E frisou que não há provas de que haja um consenso na sociedade portuguesa, voltando a defender a proposta do PSD de referendo, por considerar que os votos dos deputados têm mais a ver com a consciência individual de cada um do que com a vontade coletiva dos portugueses. “É uma questão de relevante interesse nacional, é imperativo”. Disse ainda que o PSD foi vítima de uma “manobra de secretaria” quando a proposta de referendo foi “eliminada, como se diz na gíria do futebol” — e prometeu que na próxima sessão legislativa o PSD voltará a propor o mesmo.

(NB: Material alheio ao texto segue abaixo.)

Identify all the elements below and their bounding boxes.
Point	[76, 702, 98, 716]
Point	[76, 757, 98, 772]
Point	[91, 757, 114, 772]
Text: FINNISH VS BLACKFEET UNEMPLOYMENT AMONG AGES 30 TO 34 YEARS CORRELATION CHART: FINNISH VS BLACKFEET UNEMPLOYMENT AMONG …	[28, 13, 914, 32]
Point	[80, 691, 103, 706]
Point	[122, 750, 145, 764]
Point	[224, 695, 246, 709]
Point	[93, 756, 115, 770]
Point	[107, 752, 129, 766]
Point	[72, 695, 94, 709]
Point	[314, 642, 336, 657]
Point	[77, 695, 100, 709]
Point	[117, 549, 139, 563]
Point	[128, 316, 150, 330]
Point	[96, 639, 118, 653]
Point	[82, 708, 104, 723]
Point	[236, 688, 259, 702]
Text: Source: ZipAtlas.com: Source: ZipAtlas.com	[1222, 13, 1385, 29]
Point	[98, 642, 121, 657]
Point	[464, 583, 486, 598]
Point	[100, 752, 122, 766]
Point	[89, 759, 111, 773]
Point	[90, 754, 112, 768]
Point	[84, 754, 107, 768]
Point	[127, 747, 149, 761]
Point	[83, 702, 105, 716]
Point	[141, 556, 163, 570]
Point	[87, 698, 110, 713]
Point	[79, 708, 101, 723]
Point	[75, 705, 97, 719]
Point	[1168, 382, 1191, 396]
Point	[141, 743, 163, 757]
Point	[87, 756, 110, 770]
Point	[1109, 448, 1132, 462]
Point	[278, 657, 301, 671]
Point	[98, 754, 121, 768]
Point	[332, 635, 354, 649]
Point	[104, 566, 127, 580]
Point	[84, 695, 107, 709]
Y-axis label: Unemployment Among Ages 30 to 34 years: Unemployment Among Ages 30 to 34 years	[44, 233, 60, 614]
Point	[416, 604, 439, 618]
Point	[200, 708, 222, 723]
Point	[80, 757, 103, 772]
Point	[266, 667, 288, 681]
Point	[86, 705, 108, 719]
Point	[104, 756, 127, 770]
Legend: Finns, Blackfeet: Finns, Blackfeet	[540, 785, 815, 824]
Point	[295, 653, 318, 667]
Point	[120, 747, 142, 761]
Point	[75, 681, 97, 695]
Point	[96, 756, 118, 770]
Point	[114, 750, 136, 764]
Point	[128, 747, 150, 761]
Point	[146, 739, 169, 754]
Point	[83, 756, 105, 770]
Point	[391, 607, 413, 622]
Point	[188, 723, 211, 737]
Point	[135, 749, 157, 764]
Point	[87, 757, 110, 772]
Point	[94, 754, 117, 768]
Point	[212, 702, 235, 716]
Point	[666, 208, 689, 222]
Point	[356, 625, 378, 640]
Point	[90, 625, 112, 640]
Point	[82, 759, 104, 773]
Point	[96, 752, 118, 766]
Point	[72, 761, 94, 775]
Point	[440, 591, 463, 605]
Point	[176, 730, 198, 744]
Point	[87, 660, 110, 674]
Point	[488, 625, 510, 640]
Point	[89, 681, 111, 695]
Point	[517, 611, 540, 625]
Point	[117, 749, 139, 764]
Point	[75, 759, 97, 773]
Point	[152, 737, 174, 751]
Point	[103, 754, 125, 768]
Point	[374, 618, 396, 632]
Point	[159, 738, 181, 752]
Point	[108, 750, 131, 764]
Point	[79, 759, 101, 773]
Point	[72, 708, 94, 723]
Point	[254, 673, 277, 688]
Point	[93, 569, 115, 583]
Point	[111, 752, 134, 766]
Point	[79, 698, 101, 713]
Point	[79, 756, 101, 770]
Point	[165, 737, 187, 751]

Perante as queixas do PSD e a ideia de que o Chega deu a mão ao PS para chumbar a proposta, Ventura garantiu que foi apenas a “lei” (a proposta de referendo não avançou porque já tinha havido outra, do Chega, na mesma sessão legislativa, e essa repetição não pode acontecer). Mas desafiou o PSD a, quando a direita tiver maioria, revogar esta a despenalização da eutanásia. O debate acabaria por se transformar, na reta final, numa picardia entre PSD e Chega, e Paula Cardoso acabou por argumentar que as perguntas concretas das duas propostas de referendo eram diferentes e por isso o facto de haver uma proposta anterior do Chega não invalidaria a do PSD. “O PSD tem cabeça, massa crítica e capacidade para pensar, tomaremos as nossas decisões e não aceitamos reptos de ninguém”, arrumou.